Physical characteristics
- Source: Central Oregon Coast Range
- • location: northeast of Horton, Lane County
- • coordinates: 44°14′49″N 123°25′44″W﻿ / ﻿44.24694°N 123.42889°W
- • elevation: 1,721 ft (525 m)
- Mouth: Alsea River
- • location: near Alsea, Benton County
- • coordinates: 44°22′34″N 123°36′09″W﻿ / ﻿44.37611°N 123.60250°W
- • elevation: 282 ft (86 m)

= South Fork Alsea River =

The South Fork Alsea River is a tributary of the Alsea River in the U.S. state of Oregon. It begins at northeast of Horton on the east side of the Central Oregon Coast Range and flows generally northwest to near Alsea. There it joins the North Fork Alsea River to form the main stem.
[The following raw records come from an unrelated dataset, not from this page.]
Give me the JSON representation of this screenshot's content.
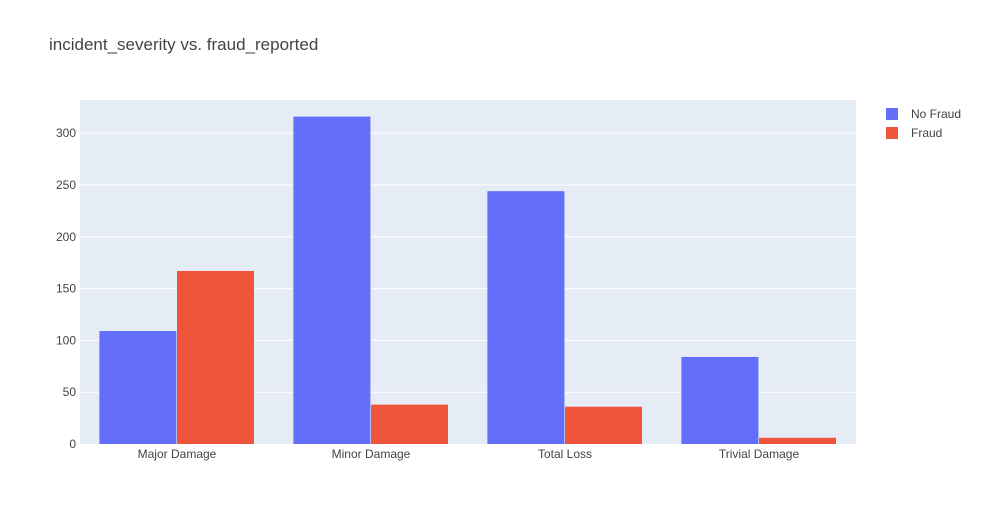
{
  "chart_data": {
    "type": "bar",
    "title": "incident_severity vs. fraud_reported",
    "xlabel": "",
    "ylabel": "",
    "categories": [
      "Major Damage",
      "Minor Damage",
      "Total Loss",
      "Trivial Damage"
    ],
    "series": [
      {
        "name": "No Fraud",
        "color": "#636efa",
        "values": [
          109,
          316,
          244,
          84
        ]
      },
      {
        "name": "Fraud",
        "color": "#ef553b",
        "values": [
          167,
          38,
          36,
          6
        ]
      }
    ],
    "ylim": [
      0,
      332
    ],
    "yticks": [
      0,
      50,
      100,
      150,
      200,
      250,
      300
    ],
    "grid": true,
    "legend_position": "top-right",
    "plot_background": "#e5ecf6"
  }
}
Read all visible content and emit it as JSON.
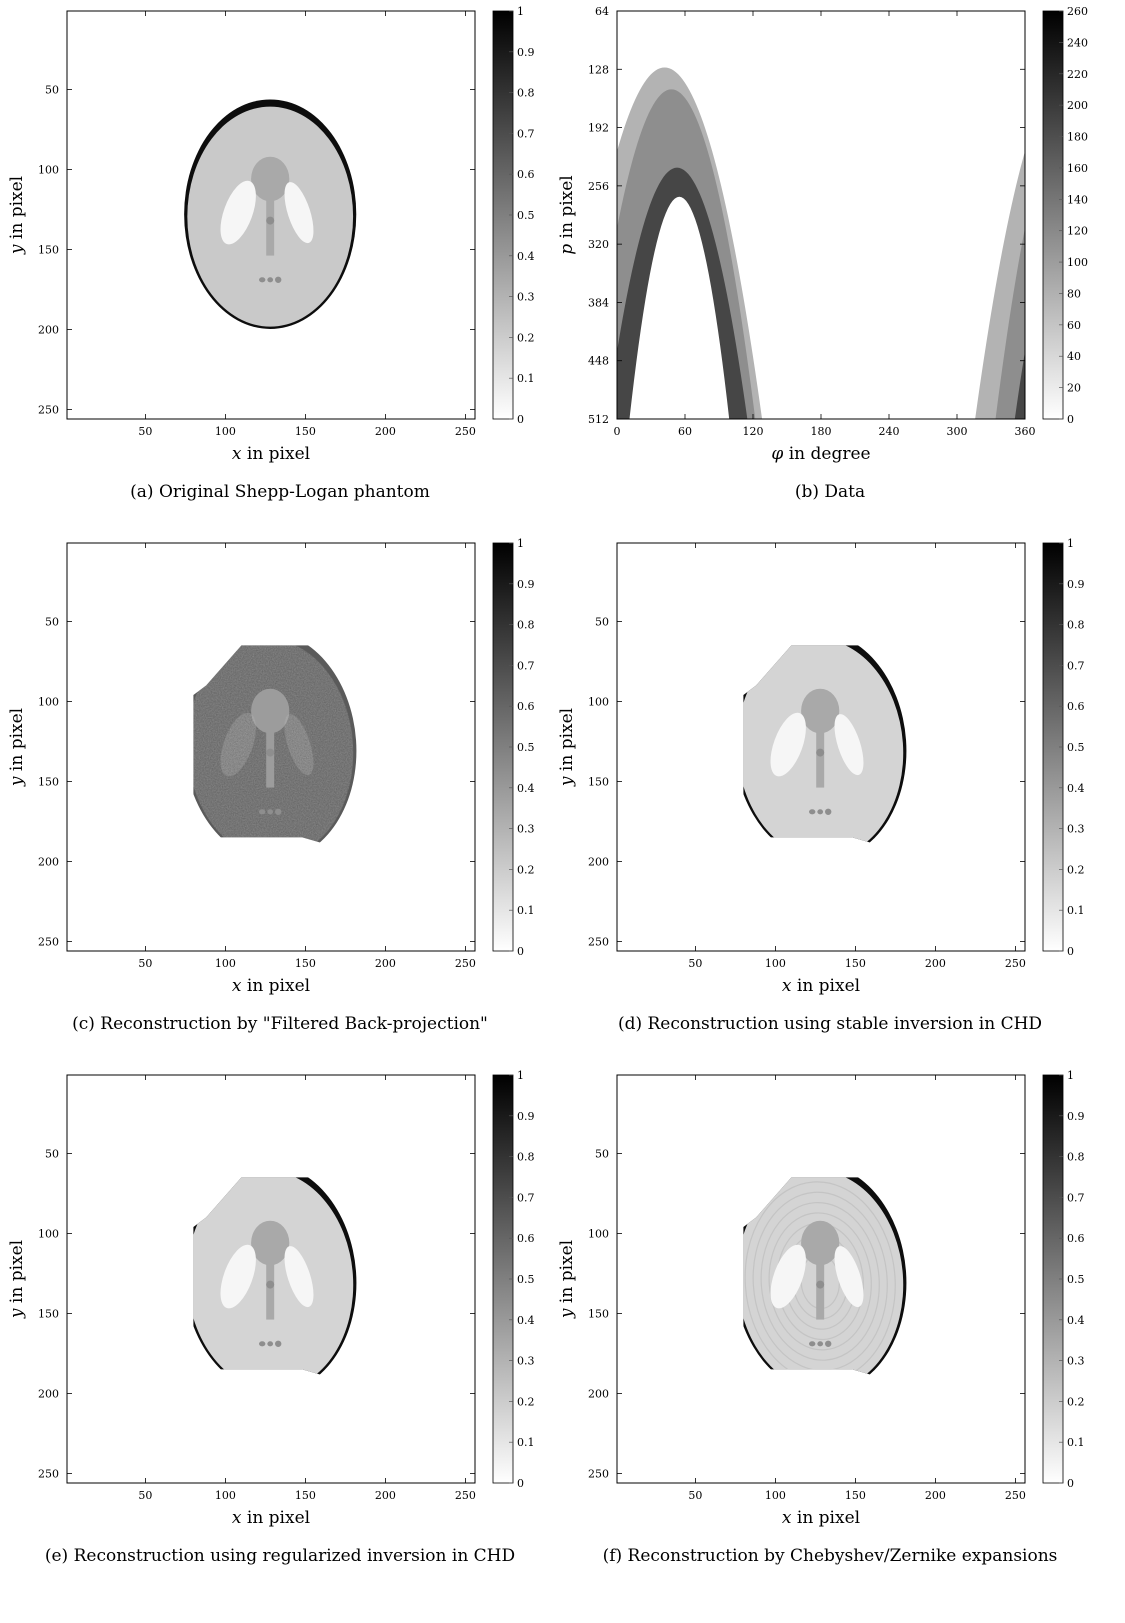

Fishing in Oregon describes the South Fork as "fair-sized" stream with an average width of 40 ft. Fishing for wild cutthroat trout is "excellent", and the stream also supports a population of steelhead. The Bureau of Land Management (BLM) oversees much of the territory through which the river flows.

Alsea Falls Recreation Area, managed by the BLM, is along the river. Open from May 1 through October 31, it has campsites and day-use sites with tent pads, fire rings, picnic tables, toilets, and drinking water. Hiking trails from the recreation area through the forest lead to several waterfalls. The nearby Fall Creek Trail system for mountain bikes has 6.5 mi of forested routes for all skill levels.

==Tributaries==
Listed from source to mouth, the named tributaries are Williams, Coleman, and Fall creeks, which enter from the left; Peak Creek, right; Blackberry and Rock creeks, left; Dubuque Creek, right; Table Creek, left; Cedar and Headrick creeks, right, and Bummer Creek, left.